Stemming from the township of Umlazi in Durban, Enthrone Productions has brought life to one of these myths through their production, “Nonhlanzeko”. It follows the story of a young couple working on a white-owned farm who must perform a ceremony to start their new life together.
Intertwining aspects of contemporary South Africa with historical fables, the isiZulu production bases its story on the myth of the rain curse. In this parable, a village experiences frequent drought because of the anger from the gods and ancestors. In one of the most poignant scenes, the sound of thunder boomed through the speakers, and the actors started crying and praying. Desperation and sadness were palpable as the characters prayed to the booming sounds. Chanting and calling upon their different gods, they continuously begged for water. Echoes, movement, hymns, and ancestral chants rang out like a dream. For a moment, I forgot I was the only person seated in the entire second row.

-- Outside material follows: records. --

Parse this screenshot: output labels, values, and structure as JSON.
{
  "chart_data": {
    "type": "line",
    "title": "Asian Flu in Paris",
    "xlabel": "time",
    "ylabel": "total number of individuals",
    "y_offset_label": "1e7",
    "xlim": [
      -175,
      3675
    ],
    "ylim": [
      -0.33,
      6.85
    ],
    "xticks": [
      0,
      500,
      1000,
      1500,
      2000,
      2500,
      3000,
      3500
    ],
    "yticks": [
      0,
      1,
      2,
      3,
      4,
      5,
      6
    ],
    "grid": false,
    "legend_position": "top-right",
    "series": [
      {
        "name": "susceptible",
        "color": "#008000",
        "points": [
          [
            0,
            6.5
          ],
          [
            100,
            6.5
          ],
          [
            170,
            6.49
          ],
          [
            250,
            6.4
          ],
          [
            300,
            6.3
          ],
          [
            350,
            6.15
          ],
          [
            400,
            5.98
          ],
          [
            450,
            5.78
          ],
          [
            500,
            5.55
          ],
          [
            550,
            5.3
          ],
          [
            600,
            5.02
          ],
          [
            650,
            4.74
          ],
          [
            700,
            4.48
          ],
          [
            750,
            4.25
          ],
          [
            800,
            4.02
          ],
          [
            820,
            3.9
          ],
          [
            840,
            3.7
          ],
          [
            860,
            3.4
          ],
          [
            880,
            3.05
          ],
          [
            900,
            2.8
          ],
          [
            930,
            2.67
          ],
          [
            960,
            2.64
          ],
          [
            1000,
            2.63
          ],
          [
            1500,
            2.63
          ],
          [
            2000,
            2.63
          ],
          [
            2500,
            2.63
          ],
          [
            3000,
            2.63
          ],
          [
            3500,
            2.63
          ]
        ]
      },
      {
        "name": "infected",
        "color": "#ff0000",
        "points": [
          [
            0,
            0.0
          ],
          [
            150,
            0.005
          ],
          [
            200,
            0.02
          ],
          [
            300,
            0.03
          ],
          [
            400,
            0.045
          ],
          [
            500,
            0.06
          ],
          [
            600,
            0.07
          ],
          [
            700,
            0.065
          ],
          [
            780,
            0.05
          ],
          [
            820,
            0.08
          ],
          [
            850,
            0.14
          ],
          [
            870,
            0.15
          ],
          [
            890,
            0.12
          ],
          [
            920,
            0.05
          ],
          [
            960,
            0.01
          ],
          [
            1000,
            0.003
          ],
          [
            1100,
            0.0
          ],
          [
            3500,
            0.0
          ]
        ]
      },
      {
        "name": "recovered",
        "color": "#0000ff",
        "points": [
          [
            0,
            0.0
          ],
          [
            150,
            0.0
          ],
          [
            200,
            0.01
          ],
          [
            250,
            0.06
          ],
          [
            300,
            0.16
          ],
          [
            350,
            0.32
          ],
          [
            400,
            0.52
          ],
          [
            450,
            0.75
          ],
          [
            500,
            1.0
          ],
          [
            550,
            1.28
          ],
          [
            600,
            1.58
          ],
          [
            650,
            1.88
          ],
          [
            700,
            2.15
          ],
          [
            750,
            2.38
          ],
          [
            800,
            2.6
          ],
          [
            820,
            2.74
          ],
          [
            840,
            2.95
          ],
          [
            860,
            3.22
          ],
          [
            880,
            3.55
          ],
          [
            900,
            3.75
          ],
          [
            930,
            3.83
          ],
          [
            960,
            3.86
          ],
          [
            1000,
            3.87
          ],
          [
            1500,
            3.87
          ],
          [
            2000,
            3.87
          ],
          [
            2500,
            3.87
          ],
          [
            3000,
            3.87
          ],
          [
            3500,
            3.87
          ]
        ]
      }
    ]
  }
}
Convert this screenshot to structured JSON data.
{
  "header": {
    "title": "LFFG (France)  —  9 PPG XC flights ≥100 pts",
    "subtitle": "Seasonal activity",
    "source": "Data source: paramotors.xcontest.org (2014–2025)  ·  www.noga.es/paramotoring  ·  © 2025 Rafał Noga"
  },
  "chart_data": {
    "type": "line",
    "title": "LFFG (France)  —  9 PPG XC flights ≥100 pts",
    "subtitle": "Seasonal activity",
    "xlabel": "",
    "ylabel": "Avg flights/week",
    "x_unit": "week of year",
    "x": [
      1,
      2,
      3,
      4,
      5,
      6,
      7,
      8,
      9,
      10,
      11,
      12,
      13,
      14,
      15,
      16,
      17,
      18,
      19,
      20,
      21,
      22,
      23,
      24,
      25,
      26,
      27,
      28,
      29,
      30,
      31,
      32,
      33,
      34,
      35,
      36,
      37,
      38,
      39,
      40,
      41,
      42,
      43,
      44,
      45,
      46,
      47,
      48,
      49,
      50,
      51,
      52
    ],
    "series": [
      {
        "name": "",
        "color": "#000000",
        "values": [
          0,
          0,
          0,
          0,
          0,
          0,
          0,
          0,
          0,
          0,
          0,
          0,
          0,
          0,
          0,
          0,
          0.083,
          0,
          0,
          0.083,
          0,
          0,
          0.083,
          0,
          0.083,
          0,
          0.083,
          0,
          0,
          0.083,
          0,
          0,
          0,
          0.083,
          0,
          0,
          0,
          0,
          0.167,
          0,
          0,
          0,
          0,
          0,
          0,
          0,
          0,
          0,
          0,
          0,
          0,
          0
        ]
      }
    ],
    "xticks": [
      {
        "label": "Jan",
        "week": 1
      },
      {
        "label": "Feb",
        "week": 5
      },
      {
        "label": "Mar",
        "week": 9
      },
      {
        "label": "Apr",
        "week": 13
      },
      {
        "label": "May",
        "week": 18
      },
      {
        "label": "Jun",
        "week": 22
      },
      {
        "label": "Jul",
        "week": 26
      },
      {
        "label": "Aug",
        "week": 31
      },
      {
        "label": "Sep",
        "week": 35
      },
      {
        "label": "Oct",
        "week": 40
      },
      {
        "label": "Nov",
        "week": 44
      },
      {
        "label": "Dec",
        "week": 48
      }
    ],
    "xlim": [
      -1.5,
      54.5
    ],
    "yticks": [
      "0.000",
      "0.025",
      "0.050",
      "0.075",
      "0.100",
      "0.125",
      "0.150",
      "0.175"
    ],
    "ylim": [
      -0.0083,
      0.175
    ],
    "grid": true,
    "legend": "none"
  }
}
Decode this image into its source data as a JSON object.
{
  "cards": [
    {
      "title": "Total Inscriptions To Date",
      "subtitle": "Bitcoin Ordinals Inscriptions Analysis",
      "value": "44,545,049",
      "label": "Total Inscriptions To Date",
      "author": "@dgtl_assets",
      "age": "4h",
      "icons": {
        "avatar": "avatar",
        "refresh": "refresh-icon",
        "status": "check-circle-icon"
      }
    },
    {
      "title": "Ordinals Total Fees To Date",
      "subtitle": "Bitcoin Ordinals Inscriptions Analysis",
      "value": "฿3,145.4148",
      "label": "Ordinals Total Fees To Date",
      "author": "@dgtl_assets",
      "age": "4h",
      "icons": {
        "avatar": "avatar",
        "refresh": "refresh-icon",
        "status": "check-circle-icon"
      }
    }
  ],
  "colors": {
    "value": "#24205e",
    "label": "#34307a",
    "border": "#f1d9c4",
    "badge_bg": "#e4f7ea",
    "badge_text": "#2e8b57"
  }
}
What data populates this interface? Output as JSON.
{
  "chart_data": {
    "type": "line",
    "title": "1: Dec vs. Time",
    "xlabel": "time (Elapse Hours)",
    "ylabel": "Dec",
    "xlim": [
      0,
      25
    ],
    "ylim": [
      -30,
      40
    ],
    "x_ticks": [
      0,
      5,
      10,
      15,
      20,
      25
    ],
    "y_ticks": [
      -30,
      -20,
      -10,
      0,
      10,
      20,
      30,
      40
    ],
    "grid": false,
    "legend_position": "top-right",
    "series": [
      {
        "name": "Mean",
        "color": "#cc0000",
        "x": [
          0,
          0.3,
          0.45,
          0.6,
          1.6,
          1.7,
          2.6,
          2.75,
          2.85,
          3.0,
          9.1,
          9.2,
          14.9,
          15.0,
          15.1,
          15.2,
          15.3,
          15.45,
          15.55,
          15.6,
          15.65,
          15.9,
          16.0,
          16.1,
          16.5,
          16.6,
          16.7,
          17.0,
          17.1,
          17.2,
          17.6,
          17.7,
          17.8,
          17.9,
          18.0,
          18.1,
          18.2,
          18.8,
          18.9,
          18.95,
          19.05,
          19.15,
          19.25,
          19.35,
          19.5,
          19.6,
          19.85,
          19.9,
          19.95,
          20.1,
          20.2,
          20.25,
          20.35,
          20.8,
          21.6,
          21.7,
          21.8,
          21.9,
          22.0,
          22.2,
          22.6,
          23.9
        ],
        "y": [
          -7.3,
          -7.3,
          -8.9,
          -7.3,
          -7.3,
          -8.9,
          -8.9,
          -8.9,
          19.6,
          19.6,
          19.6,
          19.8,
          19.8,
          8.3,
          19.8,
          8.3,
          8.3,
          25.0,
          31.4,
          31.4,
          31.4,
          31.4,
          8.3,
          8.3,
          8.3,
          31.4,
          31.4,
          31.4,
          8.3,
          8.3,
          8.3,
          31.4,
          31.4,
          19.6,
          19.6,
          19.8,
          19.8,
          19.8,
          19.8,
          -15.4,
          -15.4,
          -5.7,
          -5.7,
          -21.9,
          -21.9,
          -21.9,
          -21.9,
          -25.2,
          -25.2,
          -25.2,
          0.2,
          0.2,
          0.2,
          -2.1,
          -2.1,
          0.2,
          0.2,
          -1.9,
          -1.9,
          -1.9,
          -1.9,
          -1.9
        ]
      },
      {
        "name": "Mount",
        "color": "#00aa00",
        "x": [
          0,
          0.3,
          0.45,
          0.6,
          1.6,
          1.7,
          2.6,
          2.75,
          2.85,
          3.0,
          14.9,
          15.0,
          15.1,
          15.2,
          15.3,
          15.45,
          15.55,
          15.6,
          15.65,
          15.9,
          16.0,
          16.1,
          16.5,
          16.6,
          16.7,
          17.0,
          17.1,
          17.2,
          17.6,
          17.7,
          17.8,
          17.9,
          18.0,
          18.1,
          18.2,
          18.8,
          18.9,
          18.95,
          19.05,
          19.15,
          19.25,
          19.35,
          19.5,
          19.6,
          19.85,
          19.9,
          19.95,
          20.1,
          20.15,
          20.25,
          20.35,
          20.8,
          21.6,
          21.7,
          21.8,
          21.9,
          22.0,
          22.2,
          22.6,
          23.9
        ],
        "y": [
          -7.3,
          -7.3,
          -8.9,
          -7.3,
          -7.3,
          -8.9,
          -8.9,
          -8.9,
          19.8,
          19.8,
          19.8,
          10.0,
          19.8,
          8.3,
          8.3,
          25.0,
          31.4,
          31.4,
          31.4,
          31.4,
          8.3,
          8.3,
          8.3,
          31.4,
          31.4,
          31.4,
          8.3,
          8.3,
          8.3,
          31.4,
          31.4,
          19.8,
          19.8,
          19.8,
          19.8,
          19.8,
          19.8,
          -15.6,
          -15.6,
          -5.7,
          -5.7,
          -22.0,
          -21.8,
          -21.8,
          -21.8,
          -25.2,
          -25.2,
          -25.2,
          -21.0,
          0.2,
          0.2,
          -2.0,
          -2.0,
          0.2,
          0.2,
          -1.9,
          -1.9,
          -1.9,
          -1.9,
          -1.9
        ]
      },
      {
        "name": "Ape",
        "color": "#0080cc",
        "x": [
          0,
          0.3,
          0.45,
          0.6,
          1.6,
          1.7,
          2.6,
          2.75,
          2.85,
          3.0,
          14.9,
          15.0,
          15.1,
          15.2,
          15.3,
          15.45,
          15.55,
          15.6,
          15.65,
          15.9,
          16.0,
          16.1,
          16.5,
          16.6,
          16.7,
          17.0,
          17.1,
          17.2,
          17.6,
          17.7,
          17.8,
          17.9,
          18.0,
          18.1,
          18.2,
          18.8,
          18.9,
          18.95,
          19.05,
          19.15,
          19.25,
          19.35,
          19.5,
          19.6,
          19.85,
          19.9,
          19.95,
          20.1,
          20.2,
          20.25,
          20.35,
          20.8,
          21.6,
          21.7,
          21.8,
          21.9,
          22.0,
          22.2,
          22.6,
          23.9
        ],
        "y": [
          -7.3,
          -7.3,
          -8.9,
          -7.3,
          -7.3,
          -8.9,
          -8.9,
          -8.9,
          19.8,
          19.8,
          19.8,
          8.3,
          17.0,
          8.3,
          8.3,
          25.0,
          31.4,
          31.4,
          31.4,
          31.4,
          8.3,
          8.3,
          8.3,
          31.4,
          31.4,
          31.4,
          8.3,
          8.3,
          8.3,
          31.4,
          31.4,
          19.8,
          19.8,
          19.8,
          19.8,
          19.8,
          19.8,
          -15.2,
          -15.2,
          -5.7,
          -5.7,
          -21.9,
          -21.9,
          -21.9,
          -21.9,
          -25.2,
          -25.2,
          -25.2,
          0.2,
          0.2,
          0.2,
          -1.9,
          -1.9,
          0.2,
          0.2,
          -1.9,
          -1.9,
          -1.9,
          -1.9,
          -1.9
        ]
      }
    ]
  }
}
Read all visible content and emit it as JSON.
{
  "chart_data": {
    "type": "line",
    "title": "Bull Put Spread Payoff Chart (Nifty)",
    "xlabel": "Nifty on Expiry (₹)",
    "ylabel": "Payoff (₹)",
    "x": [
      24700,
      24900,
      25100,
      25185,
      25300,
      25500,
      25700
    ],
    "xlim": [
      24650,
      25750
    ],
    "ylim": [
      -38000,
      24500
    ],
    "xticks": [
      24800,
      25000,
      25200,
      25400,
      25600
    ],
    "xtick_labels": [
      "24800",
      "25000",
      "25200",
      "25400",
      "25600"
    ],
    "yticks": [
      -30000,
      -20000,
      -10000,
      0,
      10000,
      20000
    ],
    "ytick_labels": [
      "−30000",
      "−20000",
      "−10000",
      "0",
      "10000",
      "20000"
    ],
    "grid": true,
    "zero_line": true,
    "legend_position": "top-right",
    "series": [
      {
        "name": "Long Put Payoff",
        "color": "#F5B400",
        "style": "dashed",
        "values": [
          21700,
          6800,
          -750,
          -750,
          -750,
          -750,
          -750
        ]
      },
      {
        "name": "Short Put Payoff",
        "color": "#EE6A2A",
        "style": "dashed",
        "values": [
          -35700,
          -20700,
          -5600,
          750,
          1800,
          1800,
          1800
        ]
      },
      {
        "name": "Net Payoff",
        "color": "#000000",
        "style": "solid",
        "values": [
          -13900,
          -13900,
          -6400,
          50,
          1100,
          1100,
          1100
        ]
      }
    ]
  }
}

The performers remained enthusiastic and stayed in character even through technical faults. The lights were down for some of the performance, an ironic fault in which people failed, again, a rich African history. But the show had to go on.
This rich story becomes muddled as it tries to depict scenes of sexual violence. As a loaded and sensitive topic, it needed to be dealt with on its own. Switching between the different issues, the show became too busy and diluted. They use the same actors for two different subjects, which might be confusing as you question whether they are still in their first or dual roles. Given the gravity of the subject matter, the show also could have benefitted from an age restriction.
It is time to take a break from modern entertainment based on technology and social media. Take time to watch Nonhlanzeko at Princess Alice and enjoy a vintage storytelling experience. Let us keep our African myths and fables alive.